This year marks the 30th anniversary of the release of Back to the Future and also the future year that Marty visited in Back to the Future II. While we are still waiting for our Mr. Fusions, flying cars, and hoverboards (Although Lexus has been working on that last one.), it is a good time to look back at one of the best films to come out of 1980s.
This week’s pick is We Don’t Need Roads: The Making of the Back to the Future Trilogy by Caseen Gaines. As the title suggests, this book covers the making of the three Back to the Future films, but, rather than diving into the minutia of the day-to-day shooting of the movies, Gaines focuses in on several key events, starting with the difficulties in getting a studio to make the film in the first place.

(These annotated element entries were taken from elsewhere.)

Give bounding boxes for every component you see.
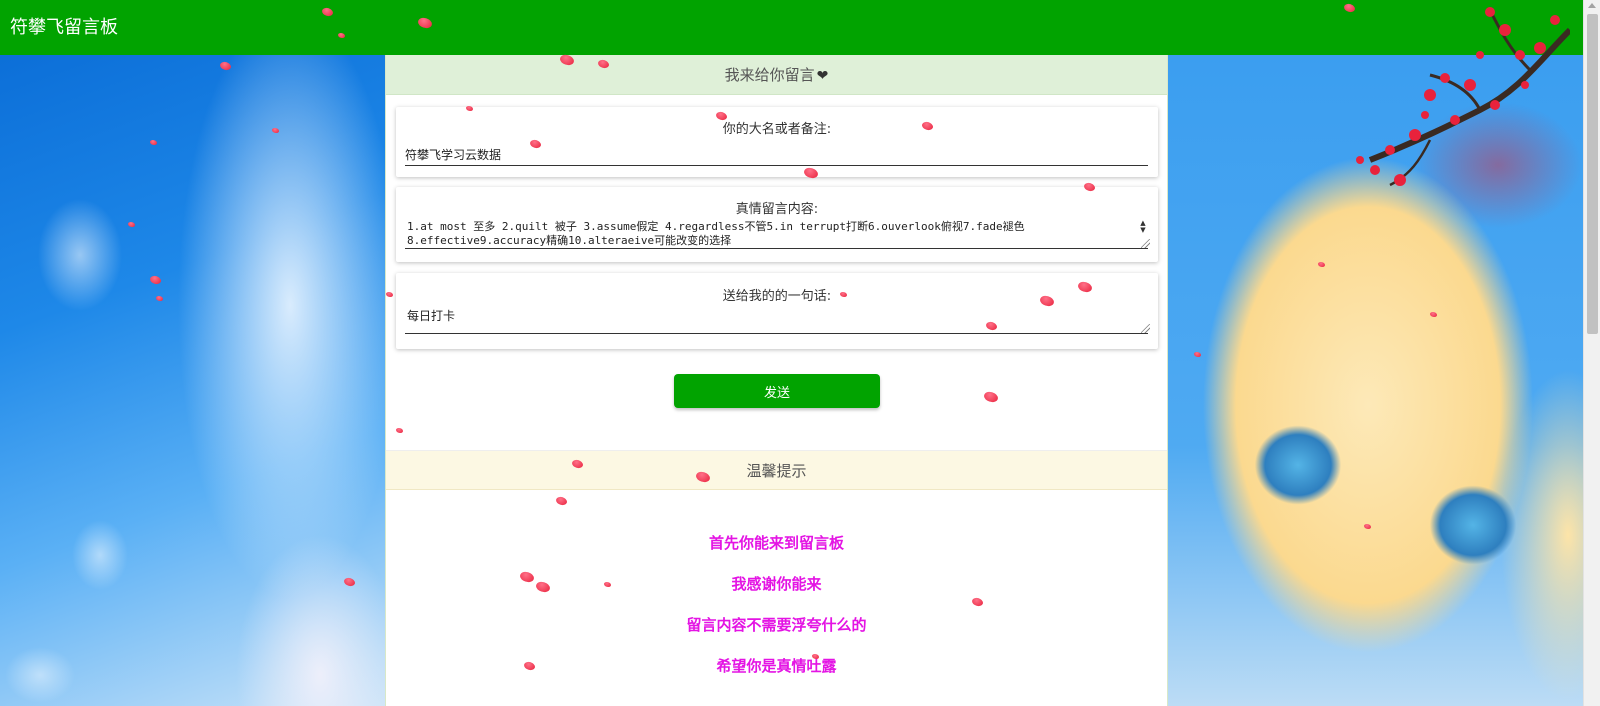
phrase-textarea[interactable] <box>405 308 1148 334</box>
tip-line: 希望你是真情吐露 <box>716 657 837 675</box>
background-art-left <box>0 55 385 706</box>
textarea-scroll-spinner-icon[interactable]: ▲ ▼ <box>1138 220 1148 234</box>
tip-line: 我感谢你能来 <box>731 575 822 593</box>
main-container: 我来给你留言❤ 你的大名或者备注: 真情留言内容: ▲▼ 送给我的的一句话: 发… <box>385 55 1168 706</box>
background-art-right <box>1168 55 1600 706</box>
scroll-up-arrow-icon[interactable] <box>1588 3 1596 8</box>
brand-title[interactable]: 符攀飞留言板 <box>10 16 118 40</box>
form-heading-text: 我来给你留言 <box>724 66 815 84</box>
form-panel-heading: 我来给你留言 ❤ <box>386 55 1167 95</box>
tip-line: 首先你能来到留言板 <box>708 534 844 552</box>
message-field-card: 真情留言内容: ▲▼ <box>396 187 1158 262</box>
textarea-resize-grip-icon[interactable] <box>1141 239 1150 248</box>
page-scrollbar[interactable] <box>1583 0 1600 706</box>
heart-icon: ❤ <box>816 68 829 84</box>
tips-section: 温馨提示 首先你能来到留言板 我感谢你能来 留言内容不需要浮夸什么的 希望你是真… <box>386 450 1167 675</box>
name-label: 你的大名或者备注: <box>722 122 832 137</box>
scrollbar-thumb[interactable] <box>1587 14 1598 334</box>
message-textarea[interactable] <box>405 219 1148 249</box>
tips-panel-heading: 温馨提示 <box>386 450 1167 490</box>
phrase-resize-grip-icon[interactable] <box>1141 324 1150 333</box>
phrase-field-card: 送给我的的一句话: <box>396 273 1158 349</box>
name-input[interactable] <box>405 144 1148 166</box>
message-label: 真情留言内容: <box>735 202 819 217</box>
name-field-card: 你的大名或者备注: <box>396 107 1158 177</box>
tip-line: 留言内容不需要浮夸什么的 <box>686 616 867 634</box>
send-button[interactable]: 发送 <box>674 374 880 408</box>
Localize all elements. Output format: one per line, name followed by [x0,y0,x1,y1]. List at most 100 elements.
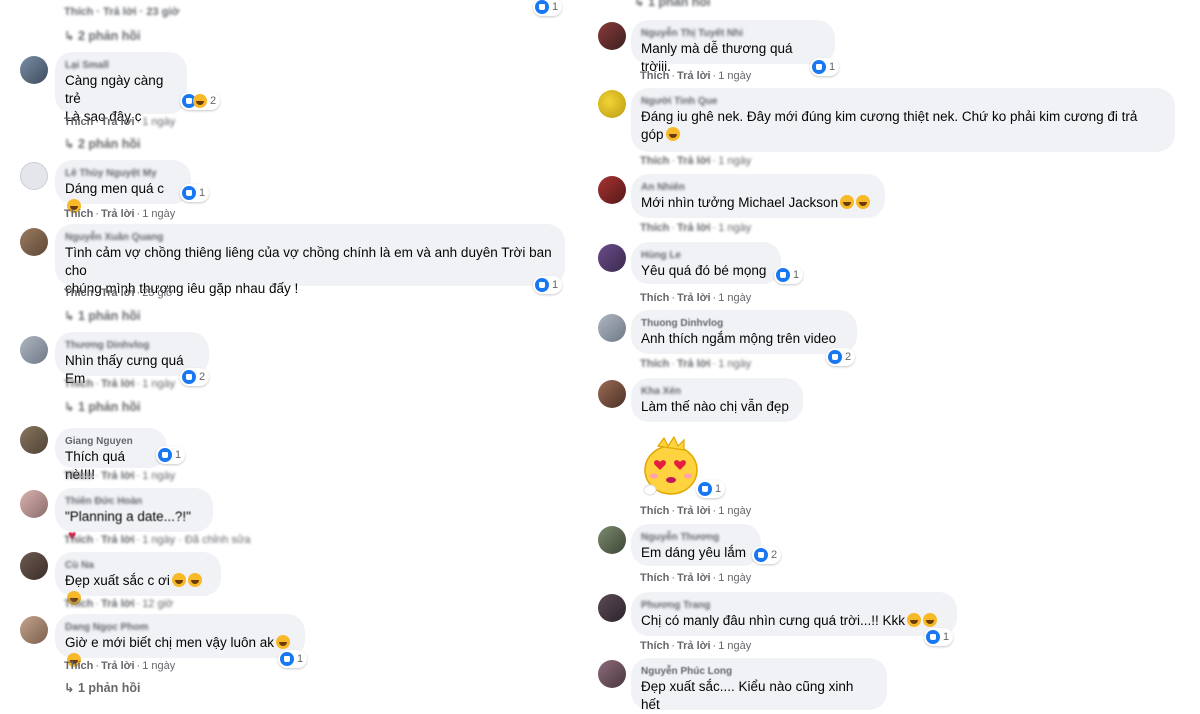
reply-link[interactable]: Trả lời [677,155,711,167]
comment-author[interactable]: Nguyễn Xuân Quang [65,231,553,244]
comment-author[interactable]: Nguyễn Thị Tuyết Nhi [641,27,823,40]
like-link[interactable]: Thích [640,222,669,234]
like-link[interactable]: Thích [64,208,93,220]
timestamp[interactable]: 1 ngày [718,572,751,584]
comment-author[interactable]: Thiên Đức Hoàn [65,495,201,508]
timestamp[interactable]: 1 ngày [142,660,175,672]
timestamp[interactable]: 1 ngày [142,208,175,220]
comment-author[interactable]: Kha Xén [641,385,791,398]
reaction-summary[interactable]: 1 [810,58,840,76]
timestamp[interactable]: 1 ngày [718,358,751,370]
comment-author[interactable]: Giang Nguyen [65,435,155,448]
view-replies-link[interactable]: ↳ 1 phản hồi [64,680,140,695]
comment-author[interactable]: Người Tinh Que [641,95,1163,108]
view-replies-link[interactable]: ↳ 2 phản hồi [64,136,140,151]
reply-link[interactable]: Trả lời [677,70,711,82]
timestamp[interactable]: 1 ngày [718,70,751,82]
timestamp[interactable]: 12 giờ [142,598,173,610]
reply-link[interactable]: Trả lời [677,292,711,304]
timestamp[interactable]: 1 ngày [142,378,175,390]
reply-link[interactable]: Trả lời [677,358,711,370]
like-link[interactable]: Thích [640,155,669,167]
reply-link[interactable]: Trả lời [101,598,135,610]
like-link[interactable]: Thích [64,470,93,482]
like-link[interactable]: Thích [64,378,93,390]
like-link[interactable]: Thích [640,505,669,517]
reaction-summary[interactable]: 2 [826,348,856,366]
like-link[interactable]: Thích [640,640,669,652]
reply-link[interactable]: Trả lời [101,116,135,128]
avatar[interactable] [20,426,48,454]
comment-author[interactable]: Phương Trang [641,599,945,612]
comment-author[interactable]: Nguyễn Phúc Long [641,665,875,678]
avatar[interactable] [598,380,626,408]
timestamp[interactable]: 1 ngày [718,222,751,234]
like-link[interactable]: Thích [640,292,669,304]
reply-link[interactable]: Trả lời [677,572,711,584]
reaction-summary[interactable]: 1 [156,446,186,464]
reaction-summary[interactable]: 1 [696,480,726,498]
avatar[interactable] [20,336,48,364]
reply-link[interactable]: Trả lời [677,505,711,517]
avatar[interactable] [598,526,626,554]
avatar[interactable] [20,162,48,190]
avatar[interactable] [598,314,626,342]
comment-author[interactable]: Lê Thùy Nguyệt My [65,167,179,180]
timestamp[interactable]: 1 ngày [718,292,751,304]
like-link[interactable]: Thích [640,572,669,584]
avatar[interactable] [598,22,626,50]
reaction-summary[interactable]: 2 [180,92,221,110]
timestamp[interactable]: 1 ngày · Đã chỉnh sửa [142,534,250,546]
comment-author[interactable]: Cù Na [65,559,209,572]
avatar[interactable] [20,552,48,580]
reaction-summary[interactable]: 1 [774,266,804,284]
timestamp[interactable]: 1 ngày [142,470,175,482]
comment-author[interactable]: Thuong Dinhvlog [641,317,845,330]
reaction-summary[interactable]: 1 [278,650,308,668]
view-replies-link[interactable]: ↳ 2 phản hồi [64,28,140,43]
avatar[interactable] [20,616,48,644]
reply-link[interactable]: Trả lời [101,287,135,299]
avatar[interactable] [598,176,626,204]
like-link[interactable]: Thích [64,287,93,299]
reaction-summary[interactable]: 2 [752,546,782,564]
view-replies-link[interactable]: ↳ 1 phản hồi [634,0,710,9]
like-link[interactable]: Thích [640,358,669,370]
reaction-summary[interactable]: 1 [924,628,954,646]
timestamp[interactable]: 1 ngày [718,155,751,167]
comment-author[interactable]: Lại Small [65,59,175,72]
avatar[interactable] [20,56,48,84]
reaction-summary[interactable]: 1 [180,184,210,202]
reply-link[interactable]: Trả lời [677,640,711,652]
reaction-summary[interactable]: 1 [533,276,563,294]
timestamp[interactable]: 1 ngày [142,116,175,128]
reply-link[interactable]: Trả lời [677,222,711,234]
reaction-summary[interactable]: 2 [180,368,210,386]
like-link[interactable]: Thích [64,660,93,672]
timestamp[interactable]: 23 giờ [142,287,173,299]
like-link[interactable]: Thích [64,116,93,128]
timestamp[interactable]: 1 ngày [718,640,751,652]
reply-link[interactable]: Trả lời [101,534,135,546]
comment-author[interactable]: Thương Dinhvlog [65,339,197,352]
like-link[interactable]: Thích [64,534,93,546]
like-link[interactable]: Thích [64,598,93,610]
avatar[interactable] [20,228,48,256]
avatar[interactable] [598,90,626,118]
reply-link[interactable]: Trả lời [101,208,135,220]
reaction-summary[interactable]: 1 [533,0,563,16]
avatar[interactable] [20,490,48,518]
comment-author[interactable]: An Nhiên [641,181,873,194]
reply-link[interactable]: Trả lời [101,378,135,390]
comment-author[interactable]: Hùng Le [641,249,769,262]
like-link[interactable]: Thích [640,70,669,82]
avatar[interactable] [598,244,626,272]
comment-author[interactable]: Nguyễn Thương [641,531,749,544]
reply-link[interactable]: Trả lời [101,470,135,482]
comment-author[interactable]: Dang Ngọc Phom [65,621,293,634]
reply-link[interactable]: Trả lời [101,660,135,672]
avatar[interactable] [598,594,626,622]
avatar[interactable] [598,660,626,688]
timestamp[interactable]: 1 ngày [718,505,751,517]
view-replies-link[interactable]: ↳ 1 phản hồi [64,399,140,414]
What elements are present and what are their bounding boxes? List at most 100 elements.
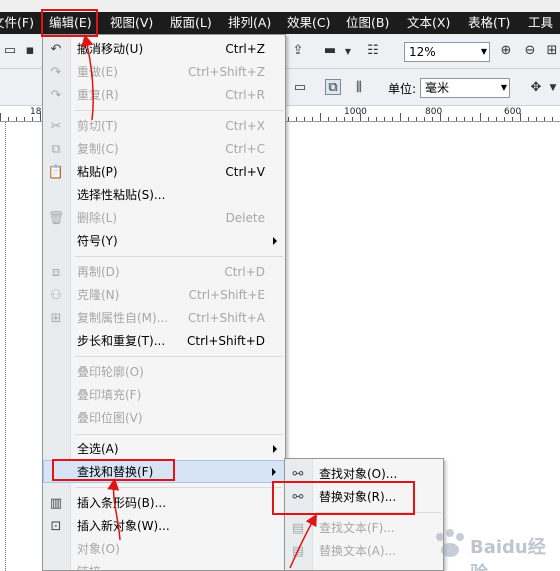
menu-separator [75,487,283,488]
ruler-tick [384,117,385,121]
zoom-page-icon[interactable]: ⊞ [544,43,560,59]
menu-bitmaps[interactable]: 位图(B) [346,12,389,34]
ruler-tick [400,113,401,121]
menu-view[interactable]: 视图(V) [110,12,153,34]
menu-item-shortcut: Ctrl+D [224,265,265,279]
menu-item-label: 重做(E) [77,65,118,79]
menu-item-repeat[interactable]: ↷ 重复(R) Ctrl+R [43,84,285,107]
menu-item-overprint-outline[interactable]: 叠印轮廓(O) [43,361,285,384]
menu-item-overprint-fill[interactable]: 叠印填充(F) [43,384,285,407]
menu-item-shortcut: Ctrl+V [225,165,265,179]
submenu-arrow-icon [273,237,277,245]
menu-effects[interactable]: 效果(C) [287,12,330,34]
ruler-tick [8,117,9,121]
menu-item-insert-new-object[interactable]: ⊡ 插入新对象(W)... [43,515,285,538]
barcode-icon: ▥ [49,496,63,511]
menu-item-delete[interactable]: 🗑 删除(L) Delete [43,207,285,230]
redo-icon: ↷ [50,65,62,80]
annotation-box-find-replace [52,459,175,481]
all-pages-icon[interactable]: ⧉ [325,79,341,95]
menu-item-label: 步长和重复(T)... [77,334,166,348]
menu-arrange[interactable]: 排列(A) [228,12,271,34]
menu-tools[interactable]: 工具 [528,12,553,34]
trash-icon: 🗑 [47,211,65,226]
ruler-tick [424,117,425,121]
menu-item-find-text[interactable]: ▤ 查找文本(F)... [285,517,443,540]
page-landscape-icon[interactable]: ▭ [292,80,308,96]
annotation-box-edit-menu [41,9,98,37]
copy-properties-icon: ⊞ [50,311,62,326]
menu-item-label: 全选(A) [77,442,119,456]
ruler-tick [352,117,353,121]
menu-item-shortcut: Ctrl+X [225,119,265,133]
menu-item-select-all[interactable]: 全选(A) [43,438,285,461]
menu-item-label: 再制(D) [77,265,120,279]
zoom-in-icon[interactable]: ⊕ [498,43,514,59]
chevron-down-icon[interactable]: ▼ [545,80,560,96]
nudge-icon[interactable]: ✥ [528,80,544,96]
export-icon[interactable]: ⇪ [290,43,306,59]
menu-item-cut[interactable]: ✂ 剪切(T) Ctrl+X [43,115,285,138]
ruler-tick [440,113,441,121]
ruler-tick [328,117,329,121]
menu-item-replace-text[interactable]: ▤ 替换文本(A)... [285,540,443,563]
menu-layout[interactable]: 版面(L) [170,12,212,34]
save-icon[interactable]: ▪ [22,43,38,59]
menu-item-copy-properties[interactable]: ⊞ 复制属性自(M)... Ctrl+Shift+A [43,307,285,330]
menu-item-label: 叠印轮廓(O) [77,365,144,379]
menu-item-step-and-repeat[interactable]: 步长和重复(T)... Ctrl+Shift+D [43,330,285,353]
chevron-down-icon: ▼ [500,83,507,92]
options-icon[interactable]: ☷ [365,43,381,59]
menu-text[interactable]: 文本(X) [407,12,450,34]
find-text-icon: ▤ [291,521,305,536]
unit-label: 单位: [388,82,417,96]
menu-item-label: 插入新对象(W)... [77,519,170,533]
ruler-tick [32,117,33,121]
application-launcher-icon[interactable]: ▬ [322,43,338,59]
zoom-out-icon[interactable]: ⊖ [522,43,538,59]
menu-table[interactable]: 表格(T) [468,12,510,34]
menu-separator [75,256,283,257]
menu-item-paste[interactable]: 📋 粘贴(P) Ctrl+V [43,161,285,184]
menu-item-links[interactable]: 链接... [43,561,285,571]
menu-item-object[interactable]: 对象(O) [43,538,285,561]
menu-item-paste-special[interactable]: 选择性粘贴(S)... [43,184,285,207]
menu-file[interactable]: 文件(F) [0,12,34,34]
menu-item-label: 复制(C) [77,142,119,156]
unit-combo[interactable]: 毫米 ▼ [420,78,510,98]
menu-item-label: 撤消移动(U) [77,42,144,56]
ruler-tick [528,117,529,121]
chevron-down-icon[interactable]: ▼ [340,44,356,60]
menu-item-shortcut: Ctrl+Shift+D [187,334,265,348]
ruler-tick [496,117,497,121]
ruler-tick [288,117,289,121]
menu-item-copy[interactable]: ⧉ 复制(C) Ctrl+C [43,138,285,161]
menu-item-shortcut: Ctrl+Z [225,42,265,56]
menu-separator [75,356,283,357]
menu-item-label: 对象(O) [77,542,120,556]
ruler-tick [464,117,465,121]
menu-item-symbol[interactable]: 符号(Y) [43,230,285,253]
ruler-tick [296,117,297,121]
menu-item-overprint-bitmap[interactable]: 叠印位图(V) [43,407,285,430]
ruler-tick [304,117,305,121]
ruler-tick [312,117,313,121]
scissors-icon: ✂ [50,119,62,134]
menu-item-label: 叠印填充(F) [77,388,142,402]
zoom-combo[interactable]: 12% ▼ [404,42,490,62]
ruler-tick [448,117,449,121]
current-page-icon[interactable]: ⫼ [351,80,367,96]
ruler-tick [344,117,345,121]
paste-icon: 📋 [47,165,65,180]
menu-item-clone[interactable]: ⚇ 克隆(N) Ctrl+Shift+E [43,284,285,307]
menu-item-redo[interactable]: ↷ 重做(E) Ctrl+Shift+Z [43,61,285,84]
menu-item-undo[interactable]: ↶ 撤消移动(U) Ctrl+Z [43,38,285,61]
menu-item-insert-barcode[interactable]: ▥ 插入条形码(B)... [43,492,285,515]
baidu-watermark: Baidu经验 [426,523,556,571]
menu-item-shortcut: Ctrl+Shift+Z [188,65,265,79]
ruler-tick [368,117,369,121]
menu-item-duplicate[interactable]: ⧈ 再制(D) Ctrl+D [43,261,285,284]
ruler-tick [552,117,553,121]
open-icon[interactable]: ▭ [2,43,18,59]
ruler-tick [16,117,17,121]
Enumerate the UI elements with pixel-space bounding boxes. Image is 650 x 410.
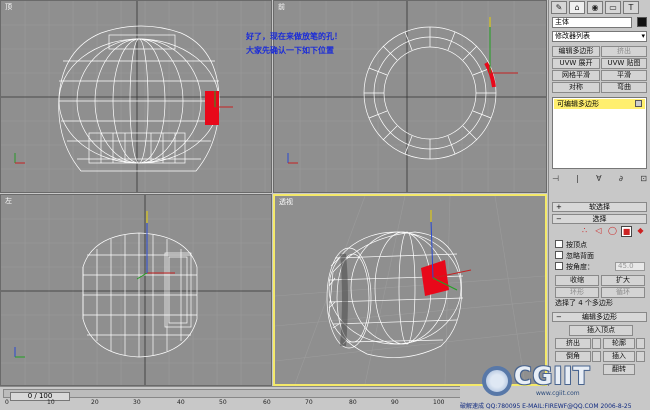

The book is a brief, fewer than 300 pages, and, for anyone unaware of the history of the films, these stories will be quite surprising. Did you know that Michael J. Fox was not the original star of the film? Did you know that after six weeks of shooting the first movie, the crew basically had to go back and start over? Did you know that a horrible accident occurred on the set of the second film?
Gaines was able to interview most of the principals involved with the films, including director/writer Robert Zemeckis, writer Bob Gale, and Doc Brown himself, Christopher Lloyd, and he tries to present all sides of some of the more controversial events, such as the replacement of Crispin Glover in the latter two films.
We Don’t Need Roads is an engaging look at these films that have become cultural touchstones and well worth the read.